Knowing God without guilt and stress

“God, I want to be close to You again,” I murmured to myself as I dealt with children’s laundry. Certainly this week I overflowed with gratitude that I am a nanny again. I continued letting my murmuring flow forth automatically, listening to the thoughts of my inner self, “I just don’t feel guilty enough to feel spiritual anymore,” I muttered then paused, shocked at the revelation of my statement. Did I tie guilt so much to my experience of connection to God that I could not feel connected to God without it?

I pondered my statement throughout the day. “It’s not just guilt,” I thought, “It’s that I feel no need to try hard to improve myself any longer. My walk with Christ is no longer one giant self-improvement process. I am good enough without the everlasting feeling that I need to work hard to become better.”

In fact, I become very vexed when people say things to me about how I ought to try to become the best person I could be for some future marriage or family. I do hope to marry someday, but I want to roll my eyes so hard and shout in anger at such blasphemy against God’s very purpose for me! It’s not marriage or family I worship but Christ, and it is primarily for the sake of Christ I hope to be transformed into the very image of a perfect God once again. Yes, my being brought to perfection in Christ’s image will make me a much more pleasant and useful wife and mother; but for heaven’s sake, it will also make me a better friend, employee, and relative. How aren’t those roles just as holy in God’s sight? (Consider I Corinthians 7:25-40)

It is very difficult for me to believe God is transforming me into God’s own image for the sake of human relationships. I had rather the understanding God was changing me for the sake of the glory of God. I thought it rather the sole purpose, but perhaps I err entirely in this area. Who am I to know the mind of God? Perhaps this will inspire you to remember the verse, “But we have the mind of Christ.” (1 Corinthians 2:16) Surely the greatest commandment is to love God, and the second to love people (Deuteronomy 6:5, Mark 12:30, Matthew 22:37, Luke 10:27).

I pondered how the writer of Hebrews claimed that the sacrifice of Christ was superior to the sacrifice of animals for the very reason it could remove guilt (Hebrews 10). How wonderful to know I shouldn’t try to feel guilty and inadequate again but rather rejoice that God’s sacrifice of Godself was sufficient enough and power-filled enough to remove guilt from my being and transform me into Christ’s image by God-power rather than my own stress-filled endeavor.
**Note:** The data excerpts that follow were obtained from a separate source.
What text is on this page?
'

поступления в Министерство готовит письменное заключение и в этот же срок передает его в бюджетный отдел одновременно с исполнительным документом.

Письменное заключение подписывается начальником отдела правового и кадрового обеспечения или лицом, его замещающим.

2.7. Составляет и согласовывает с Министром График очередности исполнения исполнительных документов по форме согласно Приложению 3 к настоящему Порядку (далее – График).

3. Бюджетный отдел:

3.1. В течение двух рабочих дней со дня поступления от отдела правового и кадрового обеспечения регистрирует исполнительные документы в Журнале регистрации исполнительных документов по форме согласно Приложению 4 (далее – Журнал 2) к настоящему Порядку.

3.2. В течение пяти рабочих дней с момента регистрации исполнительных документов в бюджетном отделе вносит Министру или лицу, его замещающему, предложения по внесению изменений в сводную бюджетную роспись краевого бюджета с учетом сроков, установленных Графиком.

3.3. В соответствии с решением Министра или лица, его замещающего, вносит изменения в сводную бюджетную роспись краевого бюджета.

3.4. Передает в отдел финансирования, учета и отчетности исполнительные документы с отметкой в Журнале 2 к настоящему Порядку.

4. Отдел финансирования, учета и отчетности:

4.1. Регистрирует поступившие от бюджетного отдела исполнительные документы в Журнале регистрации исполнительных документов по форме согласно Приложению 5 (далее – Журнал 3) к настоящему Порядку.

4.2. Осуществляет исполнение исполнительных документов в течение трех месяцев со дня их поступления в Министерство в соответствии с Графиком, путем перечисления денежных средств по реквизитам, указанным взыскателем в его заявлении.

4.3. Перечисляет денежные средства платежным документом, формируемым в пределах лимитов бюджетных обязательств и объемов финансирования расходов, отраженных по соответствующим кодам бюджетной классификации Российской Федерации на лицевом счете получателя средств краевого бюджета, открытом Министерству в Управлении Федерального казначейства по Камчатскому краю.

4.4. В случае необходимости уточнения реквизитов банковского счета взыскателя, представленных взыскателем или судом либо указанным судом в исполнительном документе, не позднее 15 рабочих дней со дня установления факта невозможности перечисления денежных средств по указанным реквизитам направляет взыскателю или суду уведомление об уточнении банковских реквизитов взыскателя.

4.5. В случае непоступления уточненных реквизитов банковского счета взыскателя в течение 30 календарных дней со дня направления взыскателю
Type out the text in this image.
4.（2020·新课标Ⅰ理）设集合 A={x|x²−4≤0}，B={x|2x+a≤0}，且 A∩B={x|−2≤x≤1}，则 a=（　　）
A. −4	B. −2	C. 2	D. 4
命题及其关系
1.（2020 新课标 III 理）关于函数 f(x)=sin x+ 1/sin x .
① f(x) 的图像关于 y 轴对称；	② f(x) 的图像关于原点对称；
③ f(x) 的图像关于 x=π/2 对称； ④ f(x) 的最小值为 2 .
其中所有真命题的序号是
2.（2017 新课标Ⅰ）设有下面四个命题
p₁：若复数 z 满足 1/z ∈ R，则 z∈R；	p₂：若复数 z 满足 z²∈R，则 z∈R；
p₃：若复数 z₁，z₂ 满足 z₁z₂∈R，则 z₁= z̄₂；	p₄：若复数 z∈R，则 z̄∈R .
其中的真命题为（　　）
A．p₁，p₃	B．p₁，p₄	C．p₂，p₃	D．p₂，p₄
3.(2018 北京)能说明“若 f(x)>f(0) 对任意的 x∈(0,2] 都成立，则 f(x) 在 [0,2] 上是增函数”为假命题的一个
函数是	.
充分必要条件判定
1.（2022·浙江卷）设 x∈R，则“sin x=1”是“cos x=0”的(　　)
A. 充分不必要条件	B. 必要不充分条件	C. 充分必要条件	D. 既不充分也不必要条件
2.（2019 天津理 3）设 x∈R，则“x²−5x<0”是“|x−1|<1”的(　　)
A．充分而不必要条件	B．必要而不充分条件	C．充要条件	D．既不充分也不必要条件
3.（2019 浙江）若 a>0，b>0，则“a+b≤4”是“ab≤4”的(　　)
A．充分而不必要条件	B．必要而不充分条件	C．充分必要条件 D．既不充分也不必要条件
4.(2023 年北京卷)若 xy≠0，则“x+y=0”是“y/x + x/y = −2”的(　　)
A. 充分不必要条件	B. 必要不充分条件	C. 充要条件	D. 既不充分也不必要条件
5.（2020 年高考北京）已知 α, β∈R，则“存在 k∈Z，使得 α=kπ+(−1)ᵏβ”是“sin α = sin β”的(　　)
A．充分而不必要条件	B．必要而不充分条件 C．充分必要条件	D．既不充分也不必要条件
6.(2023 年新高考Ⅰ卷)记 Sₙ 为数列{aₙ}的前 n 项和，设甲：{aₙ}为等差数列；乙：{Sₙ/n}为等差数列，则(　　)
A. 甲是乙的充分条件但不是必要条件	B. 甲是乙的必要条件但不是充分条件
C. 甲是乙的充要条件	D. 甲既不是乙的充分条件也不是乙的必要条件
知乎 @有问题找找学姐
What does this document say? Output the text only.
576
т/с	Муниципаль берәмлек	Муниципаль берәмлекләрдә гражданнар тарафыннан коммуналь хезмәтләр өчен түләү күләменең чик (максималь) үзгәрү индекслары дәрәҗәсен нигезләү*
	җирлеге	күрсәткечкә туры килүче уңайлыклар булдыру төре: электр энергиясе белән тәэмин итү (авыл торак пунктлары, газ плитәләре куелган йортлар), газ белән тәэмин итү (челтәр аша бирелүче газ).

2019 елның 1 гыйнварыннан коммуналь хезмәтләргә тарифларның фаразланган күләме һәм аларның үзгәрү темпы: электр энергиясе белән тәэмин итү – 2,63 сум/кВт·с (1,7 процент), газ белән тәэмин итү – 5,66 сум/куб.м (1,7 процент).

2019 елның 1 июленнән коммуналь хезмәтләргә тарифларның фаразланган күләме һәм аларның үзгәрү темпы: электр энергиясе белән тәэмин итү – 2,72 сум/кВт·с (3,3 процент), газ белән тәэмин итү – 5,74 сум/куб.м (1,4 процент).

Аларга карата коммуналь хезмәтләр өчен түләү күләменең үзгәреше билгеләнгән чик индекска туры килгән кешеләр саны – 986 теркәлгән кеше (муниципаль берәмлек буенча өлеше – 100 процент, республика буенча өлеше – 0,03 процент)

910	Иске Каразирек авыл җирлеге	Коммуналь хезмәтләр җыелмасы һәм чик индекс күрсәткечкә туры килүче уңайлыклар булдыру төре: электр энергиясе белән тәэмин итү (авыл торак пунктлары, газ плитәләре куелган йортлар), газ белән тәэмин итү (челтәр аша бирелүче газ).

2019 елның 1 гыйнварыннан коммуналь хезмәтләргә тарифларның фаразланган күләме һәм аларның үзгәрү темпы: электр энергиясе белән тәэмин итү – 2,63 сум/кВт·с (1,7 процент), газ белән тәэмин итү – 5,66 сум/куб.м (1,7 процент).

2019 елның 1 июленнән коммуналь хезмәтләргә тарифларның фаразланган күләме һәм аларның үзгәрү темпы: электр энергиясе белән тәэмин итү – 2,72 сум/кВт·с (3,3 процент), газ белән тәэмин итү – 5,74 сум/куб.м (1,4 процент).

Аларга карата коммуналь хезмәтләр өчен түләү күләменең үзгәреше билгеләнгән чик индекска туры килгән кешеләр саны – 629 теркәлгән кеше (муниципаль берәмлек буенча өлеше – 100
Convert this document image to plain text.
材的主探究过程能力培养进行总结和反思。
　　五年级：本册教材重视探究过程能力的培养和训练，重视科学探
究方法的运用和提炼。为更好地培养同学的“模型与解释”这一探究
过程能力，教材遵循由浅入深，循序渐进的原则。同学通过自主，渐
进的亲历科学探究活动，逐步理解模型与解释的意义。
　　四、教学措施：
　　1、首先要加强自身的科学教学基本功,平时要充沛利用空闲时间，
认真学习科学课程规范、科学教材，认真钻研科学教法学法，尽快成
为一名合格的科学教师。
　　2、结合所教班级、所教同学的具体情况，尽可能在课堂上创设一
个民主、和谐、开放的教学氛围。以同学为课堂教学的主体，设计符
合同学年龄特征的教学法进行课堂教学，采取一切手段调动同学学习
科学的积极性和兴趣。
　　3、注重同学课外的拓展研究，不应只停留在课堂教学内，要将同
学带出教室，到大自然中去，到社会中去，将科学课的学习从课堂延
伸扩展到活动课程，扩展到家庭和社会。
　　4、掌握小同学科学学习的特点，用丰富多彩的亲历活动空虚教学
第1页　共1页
I was sitting on the patio a day or two later, watching children play and gazing in admiration at the rolling hills beyond the children. I admired their beauty and thought to myself, “I would be perfectly content if this was the view on every side of me. I wouldn’t need anything more beautiful.” The snow-capped mountains to my left were difficult for me to admire at the moment due to the westward-journeying sun. I glanced their way, squinting in my attempt to block out the brightness of our life-giving star then returned my gaze to the rolling hills. Why did God give me those glorious mountains? I didn’t need them to be happy. They were extra. “They’re God kissing me on the cheek,” the thought struck me and seemed completely true in its intimacy and bliss.

“God, I would love to worship You if only I knew who you were,” I murmured a day or two later. My mind remembered that Christ declared that anyone looking at Christ was seeing his Father (John 12:45). I thought of God as revealed in the gospels. I shivered internally at the thought of reading the gospels with the pure intent of knowing Christ without any regard for self-improvement, self-condemnation, or self-justification. I shivered more at the thought of intimacy with the real Christ and not just with ancient tales about other people’s encounters with Him. I am incredulous when I consider that we are seated together in the heavenly realms (Ephesians 2:6). I slightly freaked out as I considered that this Christ is in me and I in Him (John 14:20). We are intimately intertwined. I got down on my knees and prayed that I would know the Anointed Savior all over again.

Just one week. My, but it’s been glorious!